Wow, if I'm not careful I might really talk my way out of this. But I guess when I really think it through I know that what makes all of this so great is people, not buildings. As my mom says, "People are more important than things." We will dearly miss all those who have influenced our lives for good over these past five years. And even if we have to leave this house behind, you can be sure we'll always keep those memories in our hearts.

5 comments:

Rich and Liz Harris said...

Good luck with the move! I'm guessing you're moving back to Louisville Metro, right?

Lynnie said...

oh kristen, this makes me sad just to read this. i've spent many a cold winter night on that office floor with all my kids shoved in around me! I can't imagine leaving my house right now - if i even think about it i get choked up since it holds so many memories. take the pictures and let them sit on your computer until you want to reminisce one day, then spent an hour looking at them.

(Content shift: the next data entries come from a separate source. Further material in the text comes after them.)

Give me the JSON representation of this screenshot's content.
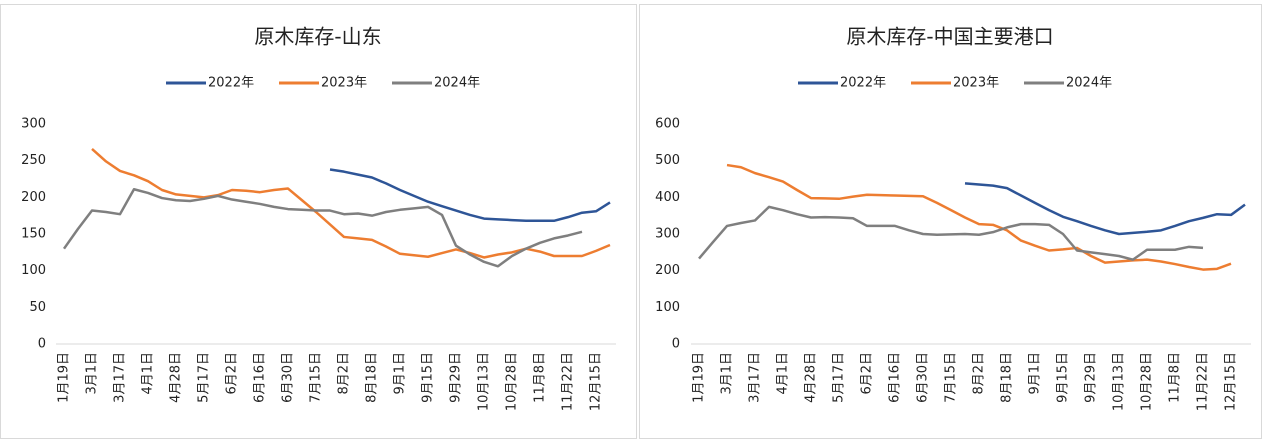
{
  "chart_data": [
    {
      "type": "line",
      "title": "原木库存-山东",
      "categories": [
        "1月19日",
        null,
        "3月1日",
        null,
        "3月17日",
        null,
        "4月1日",
        null,
        "4月28日",
        null,
        "5月17日",
        null,
        "6月2日",
        null,
        "6月16日",
        null,
        "6月30日",
        null,
        "7月15日",
        null,
        "8月2日",
        null,
        "8月18日",
        null,
        "9月1日",
        null,
        "9月15日",
        null,
        "9月29日",
        null,
        "10月13日",
        null,
        "10月28日",
        null,
        "11月8日",
        null,
        "11月22日",
        null,
        "12月15日",
        null
      ],
      "ylim": [
        0,
        300
      ],
      "yticks": [
        0,
        50,
        100,
        150,
        200,
        250,
        300
      ],
      "series": [
        {
          "name": "2022年",
          "color": "#2e5597",
          "values": [
            null,
            null,
            null,
            null,
            null,
            null,
            null,
            null,
            null,
            null,
            null,
            null,
            null,
            null,
            null,
            null,
            null,
            null,
            null,
            238,
            235,
            231,
            227,
            219,
            210,
            202,
            194,
            188,
            182,
            176,
            171,
            170,
            169,
            168,
            168,
            168,
            173,
            179,
            181,
            193
          ]
        },
        {
          "name": "2023年",
          "color": "#ed7d31",
          "values": [
            null,
            null,
            266,
            249,
            236,
            230,
            222,
            210,
            204,
            202,
            200,
            203,
            210,
            209,
            207,
            210,
            212,
            196,
            180,
            163,
            146,
            144,
            142,
            133,
            123,
            121,
            119,
            124,
            129,
            124,
            118,
            122,
            125,
            130,
            126,
            120,
            120,
            120,
            127,
            135
          ]
        },
        {
          "name": "2024年",
          "color": "#7f7f7f",
          "values": [
            130,
            157,
            182,
            180,
            177,
            211,
            206,
            199,
            196,
            195,
            198,
            202,
            197,
            194,
            191,
            187,
            184,
            183,
            182,
            182,
            177,
            178,
            175,
            180,
            183,
            185,
            187,
            176,
            134,
            122,
            112,
            106,
            120,
            130,
            138,
            144,
            148,
            153,
            null,
            null
          ]
        }
      ]
    },
    {
      "type": "line",
      "title": "原木库存-中国主要港口",
      "categories": [
        "1月19日",
        null,
        "3月1日",
        null,
        "3月17日",
        null,
        "4月1日",
        null,
        "4月28日",
        null,
        "5月17日",
        null,
        "6月2日",
        null,
        "6月16日",
        null,
        "6月30日",
        null,
        "7月15日",
        null,
        "8月2日",
        null,
        "8月18日",
        null,
        "9月1日",
        null,
        "9月15日",
        null,
        "9月29日",
        null,
        "10月13日",
        null,
        "10月28日",
        null,
        "11月8日",
        null,
        "11月22日",
        null,
        "12月15日",
        null
      ],
      "ylim": [
        0,
        600
      ],
      "yticks": [
        0,
        100,
        200,
        300,
        400,
        500,
        600
      ],
      "series": [
        {
          "name": "2022年",
          "color": "#2e5597",
          "values": [
            null,
            null,
            null,
            null,
            null,
            null,
            null,
            null,
            null,
            null,
            null,
            null,
            null,
            null,
            null,
            null,
            null,
            null,
            null,
            438,
            435,
            432,
            425,
            405,
            385,
            365,
            347,
            335,
            322,
            310,
            300,
            303,
            306,
            310,
            322,
            335,
            344,
            354,
            352,
            380
          ]
        },
        {
          "name": "2023年",
          "color": "#ed7d31",
          "values": [
            null,
            null,
            488,
            482,
            466,
            455,
            443,
            420,
            398,
            397,
            396,
            402,
            407,
            406,
            405,
            404,
            403,
            385,
            365,
            345,
            327,
            325,
            310,
            282,
            268,
            255,
            258,
            262,
            240,
            222,
            225,
            228,
            230,
            225,
            218,
            210,
            203,
            205,
            219,
            null
          ]
        },
        {
          "name": "2024年",
          "color": "#7f7f7f",
          "values": [
            233,
            278,
            322,
            330,
            337,
            374,
            365,
            354,
            345,
            346,
            345,
            343,
            322,
            322,
            322,
            310,
            300,
            298,
            299,
            300,
            298,
            305,
            318,
            327,
            327,
            325,
            300,
            255,
            250,
            245,
            240,
            230,
            257,
            257,
            257,
            265,
            262,
            null,
            null,
            null
          ]
        }
      ]
    }
  ]
}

I would.

Whitney said...

Good luck with your move. Your sentiments were so poignant- you made me cry! Why is moving always so bittersweet?

Lyssa said...

Love you Kris. I'll miss your house too. Selfishly, I'm miss your pool more. :)

Carrie said...

I'm so happy that you guys finally sold your house! I understand the missing the house part...while it is just a "thing", it is also a connection to memories and letting go of that connection is hard.